Now we do nested cross-validation again.

def compute_mse_all_tuned(x_train, y_train, x_test, y_test):
    """Computes MSE of an SVR with RBF kernel and optimized hyperparameters."""

    # define objective function for tuning
    @optunity.cross_validated(x=x_train, y=y_train, num_iter=2, num_folds=5)
    def tune_cv(x_train, y_train, x_test, y_test, kernel, C, gamma, degree, coef0):
        if kernel == 'linear':
            model = sklearn.svm.SVR(kernel=kernel, C=C)
        elif kernel == 'poly':
            model = sklearn.svm.SVR(kernel=kernel, C=C, degree=degree, coef0=coef0)
        elif kernel == 'rbf':
            model = sklearn.svm.SVR(kernel=kernel, C=C, gamma=gamma)
        else:
            raise ArgumentError("Unknown kernel function: %s" % kernel)
        model.fit(x_train, y_train)

        predictions = model.predict(x_test)
        return optunity.metrics.mse(y_test, predictions)

    # optimize parameters
    optimal_pars, _, _ = optunity.minimize_structured(tune_cv, num_evals=150, search_space=space)

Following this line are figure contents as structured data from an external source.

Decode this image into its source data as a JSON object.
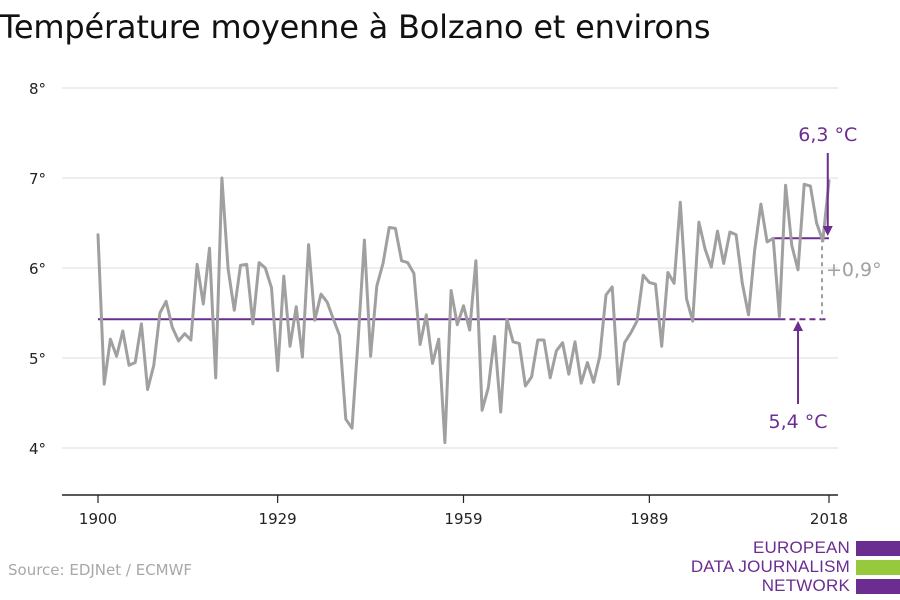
{
  "title": "Température moyenne à Bolzano et environs",
  "source": "Source: EDJNet / ECMWF",
  "logo": {
    "lines": [
      "EUROPEAN",
      "DATA JOURNALISM",
      "NETWORK"
    ],
    "colors": [
      "#6b2d90",
      "#97c93d",
      "#6b2d90"
    ]
  },
  "colors": {
    "series": "#a0a0a0",
    "accent": "#6b2d90",
    "grid": "#dddddd",
    "axis": "#222222",
    "diff": "#a0a0a0"
  },
  "chart_data": {
    "type": "line",
    "title": "Température moyenne à Bolzano et environs",
    "xlabel": "",
    "ylabel": "",
    "xlim": [
      1900,
      2018
    ],
    "ylim": [
      3.5,
      8.4
    ],
    "y_ticks": [
      4,
      5,
      6,
      7,
      8
    ],
    "y_tick_labels": [
      "4°",
      "5°",
      "6°",
      "7°",
      "8°"
    ],
    "x_ticks": [
      1900,
      1929,
      1959,
      1989,
      2018
    ],
    "x_tick_labels": [
      "1900",
      "1929",
      "1959",
      "1989",
      "2018"
    ],
    "grid": "horizontal",
    "x": [
      1900,
      1901,
      1902,
      1903,
      1904,
      1905,
      1906,
      1907,
      1908,
      1909,
      1910,
      1911,
      1912,
      1913,
      1914,
      1915,
      1916,
      1917,
      1918,
      1919,
      1920,
      1921,
      1922,
      1923,
      1924,
      1925,
      1926,
      1927,
      1928,
      1929,
      1930,
      1931,
      1932,
      1933,
      1934,
      1935,
      1936,
      1937,
      1938,
      1939,
      1940,
      1941,
      1942,
      1943,
      1944,
      1945,
      1946,
      1947,
      1948,
      1949,
      1950,
      1951,
      1952,
      1953,
      1954,
      1955,
      1956,
      1957,
      1958,
      1959,
      1960,
      1961,
      1962,
      1963,
      1964,
      1965,
      1966,
      1967,
      1968,
      1969,
      1970,
      1971,
      1972,
      1973,
      1974,
      1975,
      1976,
      1977,
      1978,
      1979,
      1980,
      1981,
      1982,
      1983,
      1984,
      1985,
      1986,
      1987,
      1988,
      1989,
      1990,
      1991,
      1992,
      1993,
      1994,
      1995,
      1996,
      1997,
      1998,
      1999,
      2000,
      2001,
      2002,
      2003,
      2004,
      2005,
      2006,
      2007,
      2008,
      2009,
      2010,
      2011,
      2012,
      2013,
      2014,
      2015,
      2016,
      2017,
      2018
    ],
    "series": [
      {
        "values": [
          6.37,
          4.71,
          5.21,
          5.02,
          5.3,
          4.92,
          4.95,
          5.38,
          4.65,
          4.92,
          5.5,
          5.63,
          5.34,
          5.19,
          5.27,
          5.2,
          6.04,
          5.6,
          6.22,
          4.78,
          7.0,
          5.99,
          5.53,
          6.03,
          6.04,
          5.38,
          6.06,
          6.0,
          5.78,
          4.86,
          5.91,
          5.13,
          5.57,
          5.01,
          6.26,
          5.42,
          5.71,
          5.62,
          5.43,
          5.25,
          4.32,
          4.22,
          5.22,
          6.31,
          5.02,
          5.8,
          6.05,
          6.45,
          6.44,
          6.08,
          6.06,
          5.94,
          5.15,
          5.48,
          4.94,
          5.21,
          4.06,
          5.75,
          5.37,
          5.58,
          5.31,
          6.08,
          4.42,
          4.67,
          5.24,
          4.4,
          5.43,
          5.18,
          5.16,
          4.69,
          4.79,
          5.2,
          5.2,
          4.78,
          5.08,
          5.17,
          4.82,
          5.18,
          4.72,
          4.95,
          4.73,
          5.02,
          5.7,
          5.79,
          4.71,
          5.17,
          5.28,
          5.41,
          5.92,
          5.84,
          5.82,
          5.13,
          5.95,
          5.83,
          6.73,
          5.66,
          5.41,
          6.51,
          6.21,
          6.01,
          6.41,
          6.05,
          6.4,
          6.37,
          5.83,
          5.48,
          6.2,
          6.71,
          6.29,
          6.33,
          5.46,
          6.92,
          6.25,
          5.98,
          6.93,
          6.91,
          6.5,
          6.3,
          6.97
        ]
      }
    ],
    "reference_lines": [
      {
        "label": "5,4 °C",
        "value": 5.43,
        "solid_from": 1900,
        "solid_to": 2010,
        "dashed_to": 2018
      },
      {
        "label": "6,3 °C",
        "value": 6.33,
        "from": 2009,
        "to": 2018
      }
    ],
    "annotations": {
      "difference": "+0,9°"
    }
  }
}
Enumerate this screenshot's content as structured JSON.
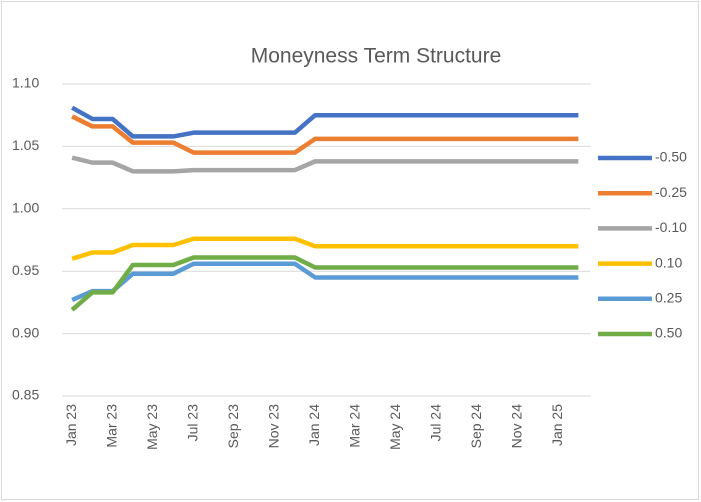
{
  "chart_data": {
    "type": "line",
    "title": "Moneyness Term Structure",
    "categories": [
      "Jan 23",
      null,
      "Mar 23",
      null,
      "May 23",
      null,
      "Jul 23",
      null,
      "Sep 23",
      null,
      "Nov 23",
      null,
      "Jan 24",
      null,
      "Mar 24",
      null,
      "May 24",
      null,
      "Jul 24",
      null,
      "Sep 24",
      null,
      "Nov 24",
      null,
      "Jan 25",
      null
    ],
    "series": [
      {
        "name": "-0.50",
        "color": "#4472c4",
        "values": [
          1.081,
          1.072,
          1.072,
          1.058,
          1.058,
          1.058,
          1.061,
          1.061,
          1.061,
          1.061,
          1.061,
          1.061,
          1.075,
          1.075,
          1.075,
          1.075,
          1.075,
          1.075,
          1.075,
          1.075,
          1.075,
          1.075,
          1.075,
          1.075,
          1.075,
          1.075
        ]
      },
      {
        "name": "-0.25",
        "color": "#ed7d31",
        "values": [
          1.074,
          1.066,
          1.066,
          1.053,
          1.053,
          1.053,
          1.045,
          1.045,
          1.045,
          1.045,
          1.045,
          1.045,
          1.056,
          1.056,
          1.056,
          1.056,
          1.056,
          1.056,
          1.056,
          1.056,
          1.056,
          1.056,
          1.056,
          1.056,
          1.056,
          1.056
        ]
      },
      {
        "name": "-0.10",
        "color": "#a5a5a5",
        "values": [
          1.041,
          1.037,
          1.037,
          1.03,
          1.03,
          1.03,
          1.031,
          1.031,
          1.031,
          1.031,
          1.031,
          1.031,
          1.038,
          1.038,
          1.038,
          1.038,
          1.038,
          1.038,
          1.038,
          1.038,
          1.038,
          1.038,
          1.038,
          1.038,
          1.038,
          1.038
        ]
      },
      {
        "name": "0.10",
        "color": "#ffc000",
        "values": [
          0.96,
          0.965,
          0.965,
          0.971,
          0.971,
          0.971,
          0.976,
          0.976,
          0.976,
          0.976,
          0.976,
          0.976,
          0.97,
          0.97,
          0.97,
          0.97,
          0.97,
          0.97,
          0.97,
          0.97,
          0.97,
          0.97,
          0.97,
          0.97,
          0.97,
          0.97
        ]
      },
      {
        "name": "0.25",
        "color": "#5b9bd5",
        "values": [
          0.927,
          0.934,
          0.934,
          0.948,
          0.948,
          0.948,
          0.956,
          0.956,
          0.956,
          0.956,
          0.956,
          0.956,
          0.945,
          0.945,
          0.945,
          0.945,
          0.945,
          0.945,
          0.945,
          0.945,
          0.945,
          0.945,
          0.945,
          0.945,
          0.945,
          0.945
        ]
      },
      {
        "name": "0.50",
        "color": "#70ad47",
        "values": [
          0.919,
          0.933,
          0.933,
          0.955,
          0.955,
          0.955,
          0.961,
          0.961,
          0.961,
          0.961,
          0.961,
          0.961,
          0.953,
          0.953,
          0.953,
          0.953,
          0.953,
          0.953,
          0.953,
          0.953,
          0.953,
          0.953,
          0.953,
          0.953,
          0.953,
          0.953
        ]
      }
    ],
    "ylim": [
      0.85,
      1.1
    ],
    "yticks": [
      {
        "value": 0.85,
        "label": "0.85"
      },
      {
        "value": 0.9,
        "label": "0.90"
      },
      {
        "value": 0.95,
        "label": "0.95"
      },
      {
        "value": 1.0,
        "label": "1.00"
      },
      {
        "value": 1.05,
        "label": "1.05"
      },
      {
        "value": 1.1,
        "label": "1.10"
      }
    ],
    "grid": true,
    "legend": "right"
  }
}
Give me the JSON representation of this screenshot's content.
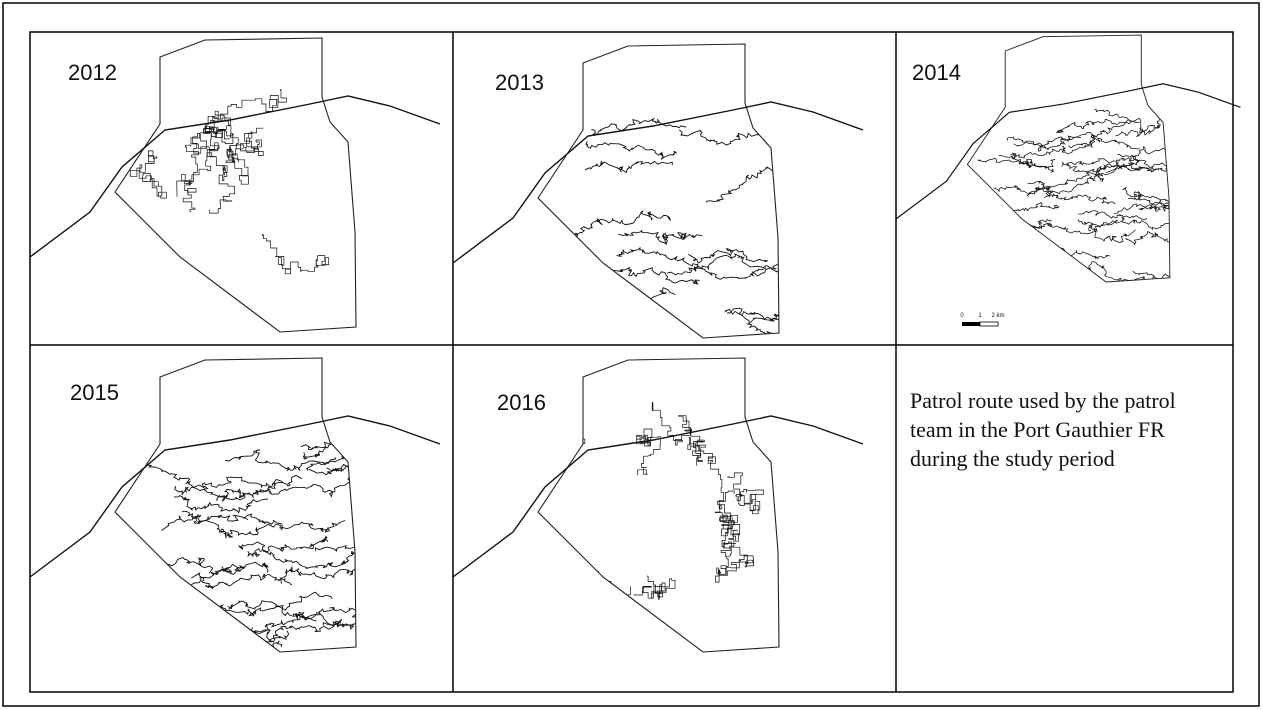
{
  "panels": [
    {
      "label": "2012"
    },
    {
      "label": "2013"
    },
    {
      "label": "2014"
    },
    {
      "label": "2015"
    },
    {
      "label": "2016"
    }
  ],
  "scale_bar": {
    "labels": [
      "0",
      "1",
      "2 km"
    ]
  },
  "caption": "Patrol route used by the patrol team in the Port Gauthier FR during the study period"
}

    # remove hyperparameters with None value from optimal pars
    for k, v in optimal_pars.items():
        if v is None: del optimal_pars[k]
    print("optimal hyperparameters: " + str(optimal_pars))

    tuned_model = sklearn.svm.SVR(**optimal_pars).fit(x_train, y_train)
    predictions = tuned_model.predict(x_test)
    return optunity.metrics.mse(y_test, predictions)

# wrap with outer cross-validation
compute_mse_all_tuned = outer_cv(compute_mse_all_tuned)

And now the kernel family will be optimized along with its hyperparameterization.

compute_mse_all_tuned()
optimal hyperparameters: {'kernel': 'rbf', 'C': 33.70116043112164, 'gamma': 16.32317353448437}
optimal hyperparameters: {'kernel': 'rbf', 'C': 58.11404170763237, 'gamma': 26.45349823062099}
optimal hyperparameters: {'kernel': 'poly', 'C': 14964.421875843143, 'coef0': 0.5127175861493205, 'degree': 4.045210787998622}
3107.625560844859

It looks like the RBF and polynomial kernel are competitive for this problem.